In its key finding in R (on the application of KBR Inc.) v Director of the Serious Fraud Office  EWHC 2368 (Admin), the Court held that:
“s2(3) extends extraterritoriality to foreign companies in respect of documents held outside the jurisdiction when there is a sufficient connection between the company and the jurisdiction.”
This decision is the first determination by an English court of the extraterritorial reach of the compulsory document production powers that are available to UK criminal law enforcement agencies, and the ruling may embolden other agencies, for example the Financial Conduct Authority and the Competition and Markets Authority, who have similar compulsory powers.
What was the dispute about?
The case related to an on-going SFO bribery investigation involving KBR Ltd, a UK company. In April 2017, the SFO issued a notice pursuant to s2(3) Criminal Justice Act 1987 to KBR Ltd, requiring the production of specified material.
In July 2017, two officers from KBR Inc, KBR Ltd’s US parent, attended a meeting with SFO in London. The SFO, it appears, had previously become concerned that KBR Ltd had not produced the requested material and so, during the July meeting, the SFO issued a KBR officer present (its General Counsel) with a section 2(3) notice addressed to KBR Inc.
This notice required production of the same material specified in the previous notice, as well as further material. KBR Inc. applied, by way of judicial review, for the latter notice to be quashed to the extent that it sought to compel the production of material held overseas.
What did the Court decide?
In ruling against KBR Inc, the court made three central findings:
Section 2(3) is capable of extending to some companies in respect of documents held abroad.
As noted above, jurisdiction will extend outside the UK if the company concerned has “sufficient connection” with the UK. This will be a fact-specific question to be determined on a case-by-case basis, but the court gave some guidance in ruling that the following would not amount to the requisite sufficient connection:
- The fact that KBR Inc was the parent company of KBR Ltd.
- The fact that KBR Inc had provided some limited voluntary cooperation for the SFO.

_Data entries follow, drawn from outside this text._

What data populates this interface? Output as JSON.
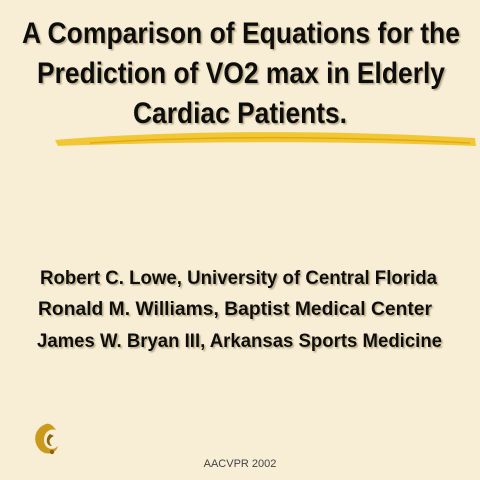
{
  "slide": {
    "title_lines": [
      "A Comparison of Equations for the",
      "Prediction of VO2 max in Elderly",
      "Cardiac Patients."
    ],
    "authors": [
      "Robert C. Lowe, University of Central Florida",
      "Ronald M. Williams, Baptist Medical Center",
      "James W. Bryan III, Arkansas Sports Medicine"
    ],
    "footer": "AACVPR 2002"
  }
}
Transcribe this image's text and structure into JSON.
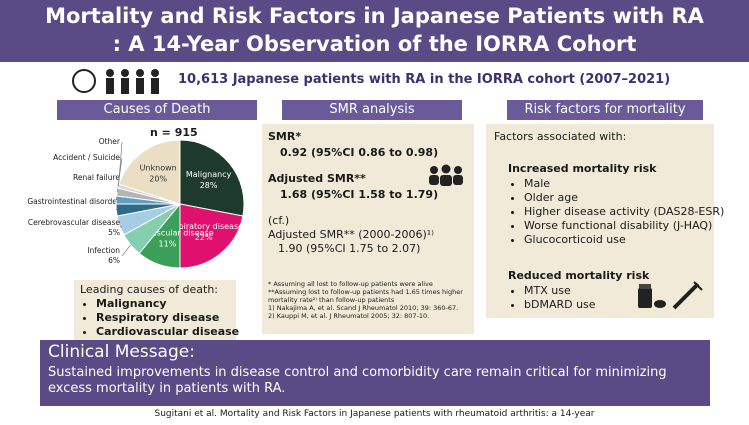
{
  "header": {
    "title_line1": "Mortality and Risk Factors in Japanese Patients with RA",
    "title_line2": ": A 14-Year Observation of the IORRA Cohort"
  },
  "cohort": "10,613 Japanese patients with RA in the IORRA cohort (2007–2021)",
  "causes": {
    "heading": "Causes of Death",
    "n": "n = 915",
    "leading_title": "Leading causes of death:",
    "leading": [
      "Malignancy",
      "Respiratory disease",
      "Cardiovascular disease"
    ]
  },
  "chart_data": {
    "type": "pie",
    "categories": [
      "Malignancy",
      "Respiratory disease",
      "Cardiovascular disease",
      "Infection",
      "Cerebrovascular disease",
      "Gastrointestinal disorder",
      "Renal failure",
      "Accident / Suicide",
      "Other",
      "Unknown"
    ],
    "values": [
      28,
      22,
      11,
      6,
      5,
      3,
      2,
      2,
      1,
      20
    ],
    "value_labels": [
      "28%",
      "22%",
      "11%",
      "6%",
      "5%",
      null,
      null,
      null,
      null,
      "20%"
    ],
    "colors": [
      "#1e3a2c",
      "#e0106e",
      "#3a9f58",
      "#86cfae",
      "#a6cde3",
      "#2e6b8a",
      "#5fa0c0",
      "#b5b5b5",
      "#d8d8d8",
      "#eadfc4"
    ]
  },
  "smr": {
    "heading": "SMR analysis",
    "smr_label": "SMR*",
    "smr_value": "0.92 (95%CI 0.86 to 0.98)",
    "adjusted_label": "Adjusted SMR**",
    "adjusted_value": "1.68 (95%CI 1.58 to 1.79)",
    "cf": "(cf.)",
    "historical_label": "Adjusted SMR** (2000-2006)¹⁾",
    "historical_value": "1.90 (95%CI 1.75 to 2.07)",
    "notes": [
      "* Assuming all lost to follow-up patients were alive",
      "**Assuming lost to follow-up patients had 1.65 times higher mortality rate²⁾ than follow-up patients",
      "1) Nakajima A, et al. Scand J Rheumatol 2010; 39: 360-67.",
      "2) Kauppi M, et al. J Rheumatol 2005; 32: 807-10."
    ]
  },
  "risk": {
    "heading": "Risk factors for mortality",
    "intro": "Factors associated with:",
    "increased_heading": "Increased mortality risk",
    "increased": [
      "Male",
      "Older age",
      "Higher disease activity (DAS28-ESR)",
      "Worse functional disability (J-HAQ)",
      "Glucocorticoid use"
    ],
    "reduced_heading": "Reduced mortality risk",
    "reduced": [
      "MTX use",
      "bDMARD use"
    ]
  },
  "clinical": {
    "heading": "Clinical Message:",
    "text": "Sustained improvements in disease control and comorbidity care remain critical for minimizing excess mortality in patients with RA."
  },
  "footer": {
    "citation": "Sugitani et al. Mortality and Risk Factors in Japanese patients with rheumatoid arthritis: a 14-year"
  }
}
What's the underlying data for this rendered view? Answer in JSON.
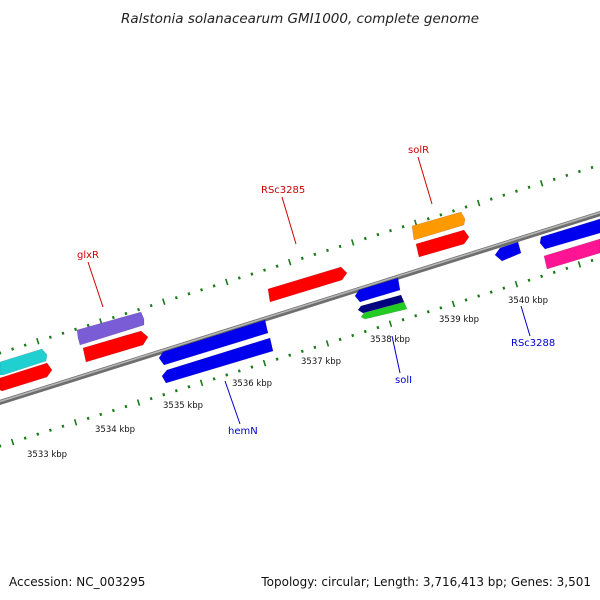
{
  "title": "Ralstonia solanacearum GMI1000, complete genome",
  "footer": {
    "accession": "Accession: NC_003295",
    "summary": "Topology: circular; Length: 3,716,413 bp; Genes: 3,501"
  },
  "colors": {
    "backbone": "#8a8a8a",
    "ticks": "#1a7a1a",
    "label_forward": "#cc0000",
    "label_reverse": "#0000cc"
  },
  "tick_labels": [
    "3533 kbp",
    "3534 kbp",
    "3535 kbp",
    "3536 kbp",
    "3537 kbp",
    "3538 kbp",
    "3539 kbp",
    "3540 kbp"
  ],
  "gene_labels": [
    {
      "id": "glxR",
      "text": "glxR",
      "strand": "forward"
    },
    {
      "id": "RSc3285",
      "text": "RSc3285",
      "strand": "forward"
    },
    {
      "id": "solR",
      "text": "solR",
      "strand": "forward"
    },
    {
      "id": "hemN",
      "text": "hemN",
      "strand": "reverse"
    },
    {
      "id": "solI",
      "text": "solI",
      "strand": "reverse"
    },
    {
      "id": "RSc3288",
      "text": "RSc3288",
      "strand": "reverse"
    }
  ],
  "features": [
    {
      "color": "#20d0d0",
      "strand": "forward"
    },
    {
      "color": "#ff0000",
      "strand": "forward"
    },
    {
      "color": "#7a5cd6",
      "strand": "forward"
    },
    {
      "color": "#ff0000",
      "strand": "forward"
    },
    {
      "color": "#ff0000",
      "strand": "forward"
    },
    {
      "color": "#ff9900",
      "strand": "forward"
    },
    {
      "color": "#ff0000",
      "strand": "forward"
    },
    {
      "color": "#0000ee",
      "strand": "reverse"
    },
    {
      "color": "#ff1493",
      "strand": "forward"
    },
    {
      "color": "#0000ee",
      "strand": "reverse"
    },
    {
      "color": "#0000ee",
      "strand": "reverse"
    },
    {
      "color": "#0000ee",
      "strand": "reverse"
    },
    {
      "color": "#0000ee",
      "strand": "reverse"
    },
    {
      "color": "#000080",
      "strand": "reverse"
    },
    {
      "color": "#22cc22",
      "strand": "reverse"
    }
  ]
}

- The fact that the KBR Inc General Counsel had met with the SFO in London.
In finding that there was a sufficient connection in this case, the court noted that some of the allegedly corrupt payments made by KBR Ltd had required approval from KBR Inc and had been processed by KBR Inc in the US.
Mutual Legal Assistance
It was a matter of discretion for the SFO as to whether it proceeds to secure documentation held overseas through the use of a section 2(3) notice or through the use of the Mutual Legal Assistance (MLA) provisions. Given the time and cost of the MLA process, it might be reasonably expected that the SFO (and potentially other agencies) will in the future exercise that discretion by issuing a section 2(3) notice in reliance on this decision.
No prescribed method of service
The court rejected the argument that the second notice had not been validly served as it had been handed to the KBR Inc GC, who had only been in the UK temporarily. It held that section 2(3) contains no provision as to the mode of service required and the court was not willing to imply any such requirement.
Osborne Clarke comment
Whilst the ruling does stress that the issue of sufficient connection will be a fact-specific consideration, there is now clear authority that section 2(3) of the Act has extraterritorial reach. As such, in our view it is likely that the SFO (and, as mentioned, potentially other agencies) will seek to obtain access to documents held overseas with greater regularity.
To the extent, however, that Lisa Osofsky, the new SFO Director, has reiterated that the SFO will look to full cooperation being demonstrated by corporates seeking to avoid prosecution, it may be thought that taking a technical point to avoid disclosing material is not a strategy that will prove beneficial in the long run in any event. If the SFO is able to find sufficient evidence of the alleged wrongdoing, it will be interesting to see whether KBR Ltd is able to secure a Deferred Prosecution Agreement or, rather, is faced with full prosecution.
Finally, whilst the court has found that there is no prescribed mode of service required for a section 2 (3) notice, it does appear that the question of whether service is nevertheless required to be effected within the jurisdiction remains open. As such, foreign companies that may be subject to SFO investigation, may want to give careful consideration as to whether, and if so when, relevant company officers travel to the UK.